I’m reading an incredible book by Richard Dawkins at the moment called ‘The Ancestors Tale : A Pilgrimage to the Dawn of Evolution’, a scientific journey back through time from our present Homo sapiens sapiens point of view through all our consestors (nice term Richard) meeting other forms of life also moving backwards in their own journeys and meeting us at various evolutionary branching points. In the farmer’s tale I discovered a little bit of Tasmanian history and this posting is dedicated to mostly to Tasmania and Truganini.
Tasmania is an island located to the South East of Australia, separated from it by about 200 km of water known as the Bass Strait. Tasmania was joined to the mainland until the end of the most recent ice age (10-14,000 years ago) when it became cut off completely and it’s local populace, fauna and flora began their own journey forwards to modern times. The indigenous population of Tasmania were the Tasmanian Aboriginals, a group numbering between 5,000 and 10,000 people until the time of British settlement of Australia around 1803.

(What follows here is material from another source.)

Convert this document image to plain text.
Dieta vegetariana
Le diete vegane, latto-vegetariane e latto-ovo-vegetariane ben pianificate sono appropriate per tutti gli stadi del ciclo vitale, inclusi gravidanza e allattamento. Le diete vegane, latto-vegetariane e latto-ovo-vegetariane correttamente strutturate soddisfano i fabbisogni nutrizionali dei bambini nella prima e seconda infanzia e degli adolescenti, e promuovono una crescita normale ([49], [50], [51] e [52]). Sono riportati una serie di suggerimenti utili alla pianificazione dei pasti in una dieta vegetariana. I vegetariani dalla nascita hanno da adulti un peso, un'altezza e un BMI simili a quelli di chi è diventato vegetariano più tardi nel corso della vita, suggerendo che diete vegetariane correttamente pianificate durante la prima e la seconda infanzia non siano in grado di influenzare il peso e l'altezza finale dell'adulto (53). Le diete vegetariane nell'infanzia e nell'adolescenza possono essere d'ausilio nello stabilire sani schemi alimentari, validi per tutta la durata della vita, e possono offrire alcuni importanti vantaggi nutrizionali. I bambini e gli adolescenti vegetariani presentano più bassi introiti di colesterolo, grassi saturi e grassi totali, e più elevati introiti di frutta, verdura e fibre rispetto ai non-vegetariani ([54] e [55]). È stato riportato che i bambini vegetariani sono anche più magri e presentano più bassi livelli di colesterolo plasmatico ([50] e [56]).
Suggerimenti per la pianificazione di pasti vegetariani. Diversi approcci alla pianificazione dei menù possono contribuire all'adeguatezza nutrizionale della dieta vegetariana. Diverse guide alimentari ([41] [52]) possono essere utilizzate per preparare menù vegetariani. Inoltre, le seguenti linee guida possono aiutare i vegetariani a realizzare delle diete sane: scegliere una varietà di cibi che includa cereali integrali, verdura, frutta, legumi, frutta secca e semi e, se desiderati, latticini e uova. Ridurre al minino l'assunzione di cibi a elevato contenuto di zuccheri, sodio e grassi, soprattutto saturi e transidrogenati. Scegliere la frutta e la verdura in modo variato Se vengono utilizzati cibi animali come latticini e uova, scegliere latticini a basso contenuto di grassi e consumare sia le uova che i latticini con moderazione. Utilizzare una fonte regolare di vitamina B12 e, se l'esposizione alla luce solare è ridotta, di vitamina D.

In 1642, Dutch explorer Abel Tasman named the island Anthoonij van Diemenslandt after his sponsor, governor of the Dutch East Indies. Later Captain James Cook shortened the name to Van Diemens Land. The island was first settled by the British in 1803, their main concern at the time, rather like a ridiculous game of Risk, was preventing the French from claiming it. Early settlers were mainly convicts and their guards sent for the purpose of developing industry and agriculture on the island. By 1833, through a combination of genocide and disease, the population Aboriginal population had dwindled to a mere 300. The Black War refers to a period in the early 1800’s of conflict (genocide is not a comfortable term) between British colonialists and Aboriginals that resulted in the near obliteration of the local indigenous inhabitants. In 1830, Lieutenant-Govenor George Arthur called upon every able-bodied male colonist, convict or free to form a human chain sweeping across the settled districts moving South East for several weeks in an attempt to corral the Aborigines on the Tasman Peninsula, this event is known as the Black Line.
George Augustus Robinson, a builder and untrained preacher, was called in during the 1830’s to mount a “friendly mission” to the 300 remaining aboriginals in an attempt to repatriate them to the camp of Wybalenna on Finder’s Island (a tiny island in the Bass Strait 20 km off the North Eastern Tip of Tasmania). Robinson befriended Truganini and succeeded in forging a relocation agreement with the remaining aborigines with promises of food, shelter, housing and freedom from persecution. By the end of 1835 nearly all remaining aborigines had been moved to Finder’s Island. Soon after their relocation, the beloved preacher George A. Robinson ended his relationship with the aborigines and conditions on Finder’s island deteriorated to something more akin to prison camp conditions, however noble his initial intentions were, Mr. Robinson’s abandonment of the last remaining aborigines casts a black stain over his role in Australian history.
Truganini was born in 1812 on Bruny Island, south of Hobart. She was the daughter of Mangana – chief of the Bruny Island people. before she was eighteen years old her mother was murdered by whale hunters, her first fiance died saving her from abduction and in 1828, her two sisters Lowhenunhue and Maggerleede were abducted and sold into slavery.
In 1856, Truganini and the last few remaining aborigines were moved to Oyster Cove and by 1873, she was the sole survivor, the last remaining indigenous aboriginal of Tasmania
She died alone in Hobart on the 8th May 1876. Two years later her remains were exhumed and put on display. It was only in April 1976 on the centenary of her death that her remains were cremated and her ashes scattered in the D’Entrecasteaux Channel according to her wishes.
Here is a picture of this brave lady a few years before her death, she was someone who witnessed the genocide of everything and everyone she knew – the loss of her entire world.
She should not be forgotten.
“We must remember what ruthless and utter destruction out own species has wrought, not only upon animals such as the vanished bison and dodo, but also upon its own inferior races. The Tasmanians, in spite of their human likeness, were entirely swept out of existence in a war of extermination waged by European immigrants, in the space of fifty years.”
H.G.Wells, Preface to War of the Worlds.